Published on: October 3, 2018
The last (but not least) of this year’s Nobel science prizes was for chemistry – and the winners’ research projects also dabbled in biology and engineering.
The 2018 Chemistry Laureates took control of evolution and used the same principles – genetic change and selection – to create compounds helpful to mankind.
Evolution’s helpful traits don’t appear by design — they’re random variations. Nobel winners Frances Arnold, George Smith and Gregory Winter directed the evolution of biological molecules, accelerating it to a level much faster than what happens in nature. Arnold’s research bred enzyme-producing bacteria; Smith and Gregory harnessed antibodies (proteins).
Arnold’s research took a traditional path of modifying enzymes through logic and knowledge; she then switched to evolution, applying the principles of randomness, like “Darwin in the test tube.” Those who scoffed at her work said, “‘It’s not science’ or ‘Gentlemen don’t do random mutagenesis …’ But I’m an engineer! Only engineers would do something like that,” Arnold recounted.
In her initial experiments, she produced an enzyme that, by its third generation, was more than 200 times as effective.
Today, the resulting improved molecules have a wide range of applications, including brain imaging, friendly detergents and pharmaceuticals – for example, biofuel-producing organisms and synthetic pheromones whose odor scares harmful bugs away from crops.
George Smith developed a method called phage display, in which a bacteriophage – a virus that infects bacteria – can be used to evolve new proteins; he predicted that the method could help to develop new vaccines.
A paper Smith authored has been cited more than a thousand times and has influenced at least 10 times that many new scientific documents.
Gregory Winter used phage display to produce new pharmaceuticals, introducing mutations to make antibodies better at binding to their targets.
In 2002, the Food and Drug Administration approved the first human-antibody-based drug, adalimumab, sold as Humira, to treat auto-immune diseases such as rheumatoid arthritis, ankylosing spondylitis, chronic plaque psoriasis and Crohn disease. “I didn’t have any idea [the technique] would be so successful,” Winter said. “In the 1990s, the pharmaceutical industry was run by chemists. To them, a drug was a chemical. They didn’t believe antibodies would be therapeutics.”

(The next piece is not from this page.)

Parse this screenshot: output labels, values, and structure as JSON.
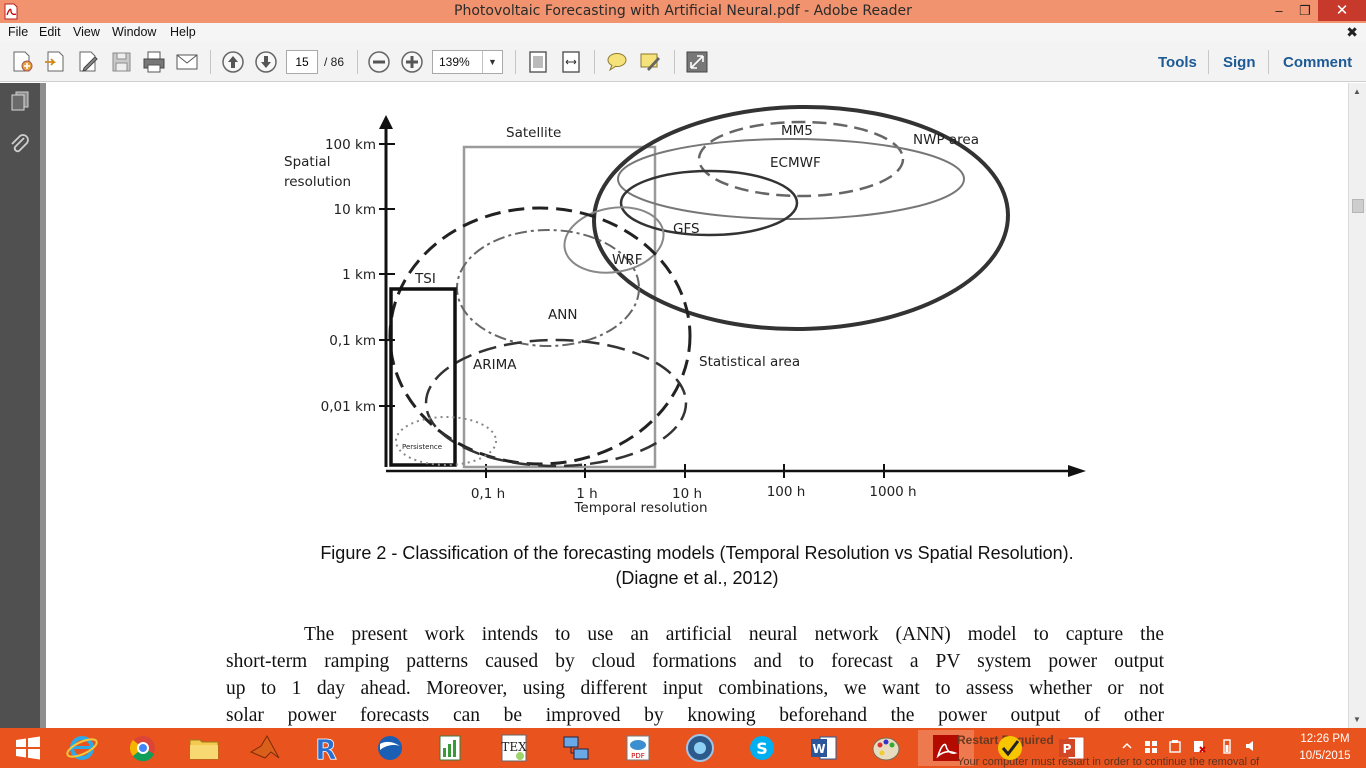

Today, phage display has produced antibodies that can neutralize toxins, counteract autoimmune diseases and cure metastatic cancer.
Wayne Marasco of the Dana-Farber Cancer Institute said that the lab technique that Smith and Winter developed “lets scientists screen millions or even billions of antibodies for their ability to grab onto a target like a protein on the surface of a cancer cell. It makes such screening far faster and more efficient.”
So our congratulations go out to Chemistry Nobel winners Arnold, Smith and Winter, who leveraged their research in chemistry, molecular biology, and protein science to develop new types of chemicals for the greatest benefit of humankind.
If you’re finding it hard to see how an enzyme or a phage is chemistry, believe Oliver Jones, a chemist from RMIT University in Melbourne, Australia, who said “They are. Chemistry underpins so many things in our lives, even if it is not always immediately obvious.”